About 880 million people don’t have access to clean potable water. A head-stander beetle’s carapace could produce relief. Scientists are taking him as an example for water harvesting in extremely arid areas.
The World Water Report of UNESCO paints a sinister picture of drinking water. Climate change, strong growth of the population and the resulting increasing demand of food and energy make the vital element run scarce in many regions of the world. Today already, one eighth of the world’s population suffers from lack of drinking water. Even local agriculture lacks necessary water supply in many places. . A global problem tackled by engineers Thomas Stegmeier and Jamal Sarsour from Denkendorf’s Institute for Textile and Fibre Research (ITV). In cooperation with geo-scientists of Tübingen University, the researchers developed a three-dimensional fog catcher, which is supposed to supply even extremely arid areas with water. A little head-stander beetle served as an example to the bionic experts’ invention.
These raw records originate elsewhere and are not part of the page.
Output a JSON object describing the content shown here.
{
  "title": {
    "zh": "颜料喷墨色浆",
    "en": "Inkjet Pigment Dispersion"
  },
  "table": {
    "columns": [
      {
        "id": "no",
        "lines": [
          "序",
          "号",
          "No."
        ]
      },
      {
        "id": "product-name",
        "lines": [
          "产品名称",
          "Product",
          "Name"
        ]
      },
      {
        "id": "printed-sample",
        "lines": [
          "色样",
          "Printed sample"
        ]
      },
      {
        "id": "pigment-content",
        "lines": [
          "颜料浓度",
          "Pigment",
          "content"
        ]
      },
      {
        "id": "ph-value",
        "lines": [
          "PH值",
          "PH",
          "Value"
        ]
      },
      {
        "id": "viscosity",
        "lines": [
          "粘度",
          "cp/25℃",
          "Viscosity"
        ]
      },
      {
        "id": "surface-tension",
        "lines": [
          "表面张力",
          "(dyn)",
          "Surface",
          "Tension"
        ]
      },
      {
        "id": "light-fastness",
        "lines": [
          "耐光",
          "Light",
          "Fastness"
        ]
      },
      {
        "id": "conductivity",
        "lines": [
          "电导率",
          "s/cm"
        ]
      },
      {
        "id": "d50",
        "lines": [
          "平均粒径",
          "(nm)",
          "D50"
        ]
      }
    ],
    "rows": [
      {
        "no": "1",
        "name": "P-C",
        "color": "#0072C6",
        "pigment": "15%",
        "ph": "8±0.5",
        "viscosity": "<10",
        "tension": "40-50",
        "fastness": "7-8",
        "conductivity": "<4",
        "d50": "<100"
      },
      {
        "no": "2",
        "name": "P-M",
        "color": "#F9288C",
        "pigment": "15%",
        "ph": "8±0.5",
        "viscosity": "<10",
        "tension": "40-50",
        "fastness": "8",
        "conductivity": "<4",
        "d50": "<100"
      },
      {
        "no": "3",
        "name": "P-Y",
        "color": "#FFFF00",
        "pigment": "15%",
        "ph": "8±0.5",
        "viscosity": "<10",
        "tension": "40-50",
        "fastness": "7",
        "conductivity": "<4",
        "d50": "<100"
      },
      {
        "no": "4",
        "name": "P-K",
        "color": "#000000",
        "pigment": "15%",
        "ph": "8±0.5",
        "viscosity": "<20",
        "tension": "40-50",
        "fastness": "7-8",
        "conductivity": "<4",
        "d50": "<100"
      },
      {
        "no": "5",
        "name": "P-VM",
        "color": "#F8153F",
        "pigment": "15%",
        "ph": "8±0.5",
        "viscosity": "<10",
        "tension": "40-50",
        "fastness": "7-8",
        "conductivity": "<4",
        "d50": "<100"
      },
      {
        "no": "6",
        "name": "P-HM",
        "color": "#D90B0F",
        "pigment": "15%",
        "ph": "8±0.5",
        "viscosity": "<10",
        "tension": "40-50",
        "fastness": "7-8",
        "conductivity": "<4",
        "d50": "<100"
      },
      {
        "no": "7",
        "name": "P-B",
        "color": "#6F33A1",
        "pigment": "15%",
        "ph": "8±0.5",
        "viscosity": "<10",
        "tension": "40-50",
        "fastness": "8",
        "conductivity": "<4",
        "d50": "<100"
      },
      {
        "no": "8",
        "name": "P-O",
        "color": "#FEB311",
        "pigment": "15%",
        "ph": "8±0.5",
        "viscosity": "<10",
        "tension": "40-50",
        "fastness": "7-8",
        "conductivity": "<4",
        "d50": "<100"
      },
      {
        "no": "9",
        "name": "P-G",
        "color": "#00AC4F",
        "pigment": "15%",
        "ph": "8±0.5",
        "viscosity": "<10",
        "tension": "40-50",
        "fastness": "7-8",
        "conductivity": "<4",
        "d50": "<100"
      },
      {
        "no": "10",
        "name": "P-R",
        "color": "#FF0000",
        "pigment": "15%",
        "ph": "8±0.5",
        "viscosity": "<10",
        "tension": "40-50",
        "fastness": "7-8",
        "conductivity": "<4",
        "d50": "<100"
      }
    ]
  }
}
The scientists of ITV took advantage of its principle: They developed a three-dimensional spacer fabric with loop stitches resembling the structure of the carapace. This spacer fabric can collect aerosols from the air and drains them.
In cooperation with Claim for Dignity, Melanchthon High School Bretten, Denkendorf Institute for Textile and Fibre Research and schools in poor districts water is collected from fog and dew in prototypes and then analysed. Basic principles for alternative technologies for watering plants and drinking water abstraction are worked out.